Optional: A few things to make the data look nicer.

  1. # Rename cond1 to first, and cond2 to second
  2. names(data_wide)[names(data_wide)=="cond1"] <- "first"
  3. names(data_wide)[names(data_wide)=="cond2"] <- "second"

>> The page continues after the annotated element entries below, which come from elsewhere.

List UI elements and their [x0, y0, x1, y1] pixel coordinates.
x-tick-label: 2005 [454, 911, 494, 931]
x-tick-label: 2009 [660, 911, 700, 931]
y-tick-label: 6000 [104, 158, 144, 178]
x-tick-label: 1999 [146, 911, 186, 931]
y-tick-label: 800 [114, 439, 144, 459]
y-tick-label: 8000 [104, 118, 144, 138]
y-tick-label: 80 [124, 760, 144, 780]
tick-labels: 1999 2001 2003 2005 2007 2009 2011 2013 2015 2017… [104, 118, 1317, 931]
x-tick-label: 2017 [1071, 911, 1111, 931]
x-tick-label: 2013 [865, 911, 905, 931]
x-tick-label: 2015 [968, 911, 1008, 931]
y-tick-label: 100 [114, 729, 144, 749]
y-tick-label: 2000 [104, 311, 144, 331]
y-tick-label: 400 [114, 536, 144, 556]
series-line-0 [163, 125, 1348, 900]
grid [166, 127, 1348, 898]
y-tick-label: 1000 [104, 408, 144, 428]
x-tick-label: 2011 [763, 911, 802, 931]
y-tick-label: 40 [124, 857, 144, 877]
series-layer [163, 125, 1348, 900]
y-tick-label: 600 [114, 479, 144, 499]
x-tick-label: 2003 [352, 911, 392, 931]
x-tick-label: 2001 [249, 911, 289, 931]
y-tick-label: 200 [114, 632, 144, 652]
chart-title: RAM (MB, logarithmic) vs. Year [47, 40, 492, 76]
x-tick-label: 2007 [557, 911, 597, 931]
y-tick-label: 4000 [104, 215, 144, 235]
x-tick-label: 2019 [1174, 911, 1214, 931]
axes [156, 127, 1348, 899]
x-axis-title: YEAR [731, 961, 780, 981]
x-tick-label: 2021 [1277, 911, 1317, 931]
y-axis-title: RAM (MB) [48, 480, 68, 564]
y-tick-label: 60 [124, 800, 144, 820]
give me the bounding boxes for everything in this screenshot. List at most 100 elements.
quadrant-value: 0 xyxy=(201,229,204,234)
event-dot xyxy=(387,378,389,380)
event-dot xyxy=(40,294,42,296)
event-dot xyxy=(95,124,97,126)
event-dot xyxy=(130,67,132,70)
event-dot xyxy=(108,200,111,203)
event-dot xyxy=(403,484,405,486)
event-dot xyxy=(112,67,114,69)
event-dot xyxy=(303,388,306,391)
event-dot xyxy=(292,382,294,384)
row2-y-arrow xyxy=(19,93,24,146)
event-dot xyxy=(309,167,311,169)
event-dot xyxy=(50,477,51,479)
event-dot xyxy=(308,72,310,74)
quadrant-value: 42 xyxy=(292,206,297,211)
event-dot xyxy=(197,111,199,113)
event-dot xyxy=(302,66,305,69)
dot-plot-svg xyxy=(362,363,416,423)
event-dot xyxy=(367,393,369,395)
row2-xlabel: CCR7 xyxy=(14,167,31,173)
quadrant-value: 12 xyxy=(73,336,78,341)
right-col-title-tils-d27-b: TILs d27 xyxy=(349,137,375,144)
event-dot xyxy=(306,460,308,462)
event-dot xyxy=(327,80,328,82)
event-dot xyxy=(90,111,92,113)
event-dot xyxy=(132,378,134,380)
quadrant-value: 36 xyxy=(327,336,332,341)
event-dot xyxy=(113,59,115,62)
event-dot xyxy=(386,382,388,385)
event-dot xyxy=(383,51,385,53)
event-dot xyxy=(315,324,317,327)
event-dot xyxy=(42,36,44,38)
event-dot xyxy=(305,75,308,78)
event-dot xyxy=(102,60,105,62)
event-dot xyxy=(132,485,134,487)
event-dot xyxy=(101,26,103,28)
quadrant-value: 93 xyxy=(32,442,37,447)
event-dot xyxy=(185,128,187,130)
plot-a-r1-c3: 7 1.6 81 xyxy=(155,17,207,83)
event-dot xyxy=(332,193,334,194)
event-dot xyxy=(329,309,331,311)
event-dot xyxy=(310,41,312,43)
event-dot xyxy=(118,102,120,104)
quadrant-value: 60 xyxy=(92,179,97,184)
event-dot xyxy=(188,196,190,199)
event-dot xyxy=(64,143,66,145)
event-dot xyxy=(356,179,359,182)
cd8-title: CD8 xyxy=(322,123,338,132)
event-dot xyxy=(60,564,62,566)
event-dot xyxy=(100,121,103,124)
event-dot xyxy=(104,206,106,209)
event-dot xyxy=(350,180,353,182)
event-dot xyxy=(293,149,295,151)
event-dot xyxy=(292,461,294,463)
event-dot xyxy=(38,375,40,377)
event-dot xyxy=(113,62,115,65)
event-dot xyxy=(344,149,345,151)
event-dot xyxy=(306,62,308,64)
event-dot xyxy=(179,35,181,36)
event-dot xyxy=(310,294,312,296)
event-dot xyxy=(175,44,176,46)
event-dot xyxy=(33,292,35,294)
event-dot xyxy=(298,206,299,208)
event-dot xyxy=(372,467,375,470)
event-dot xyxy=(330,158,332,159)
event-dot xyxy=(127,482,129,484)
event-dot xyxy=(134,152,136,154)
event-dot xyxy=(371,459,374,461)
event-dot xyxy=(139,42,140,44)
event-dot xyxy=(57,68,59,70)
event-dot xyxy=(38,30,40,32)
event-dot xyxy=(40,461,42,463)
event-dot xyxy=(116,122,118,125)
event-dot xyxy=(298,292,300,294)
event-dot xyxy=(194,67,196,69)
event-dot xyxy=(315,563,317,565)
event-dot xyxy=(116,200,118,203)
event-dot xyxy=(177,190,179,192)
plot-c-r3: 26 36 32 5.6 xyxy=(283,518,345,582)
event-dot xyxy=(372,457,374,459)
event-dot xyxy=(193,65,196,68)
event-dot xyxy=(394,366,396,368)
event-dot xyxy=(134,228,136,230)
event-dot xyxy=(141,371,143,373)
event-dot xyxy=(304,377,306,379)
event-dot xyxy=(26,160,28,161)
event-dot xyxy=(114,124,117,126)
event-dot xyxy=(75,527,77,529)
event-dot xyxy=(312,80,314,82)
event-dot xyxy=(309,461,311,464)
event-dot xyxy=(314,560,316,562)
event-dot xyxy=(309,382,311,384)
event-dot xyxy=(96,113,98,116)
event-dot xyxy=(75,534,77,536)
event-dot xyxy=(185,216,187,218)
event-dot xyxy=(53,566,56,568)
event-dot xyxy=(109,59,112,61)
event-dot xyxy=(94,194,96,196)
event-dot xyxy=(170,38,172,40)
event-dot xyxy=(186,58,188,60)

  4. # Reorder the columns
  5. data_wide <- data_wide[, c(1,2,5,3,4)]
  6. data_wide
  7. #> subject sex control first second
  8. #> 1 1 M 7.9 12.3 10.7
  9. #> 2 2 F 6.3 10.6 11.1
  10. #> 3 3 F 9.5 13.1 13.8
  11. #> 4 4 M 11.5 13.4 12.9

The order of factor levels determines the order of the columns. The level order can be changed before reshaping, or the columns can be re-ordered afterward.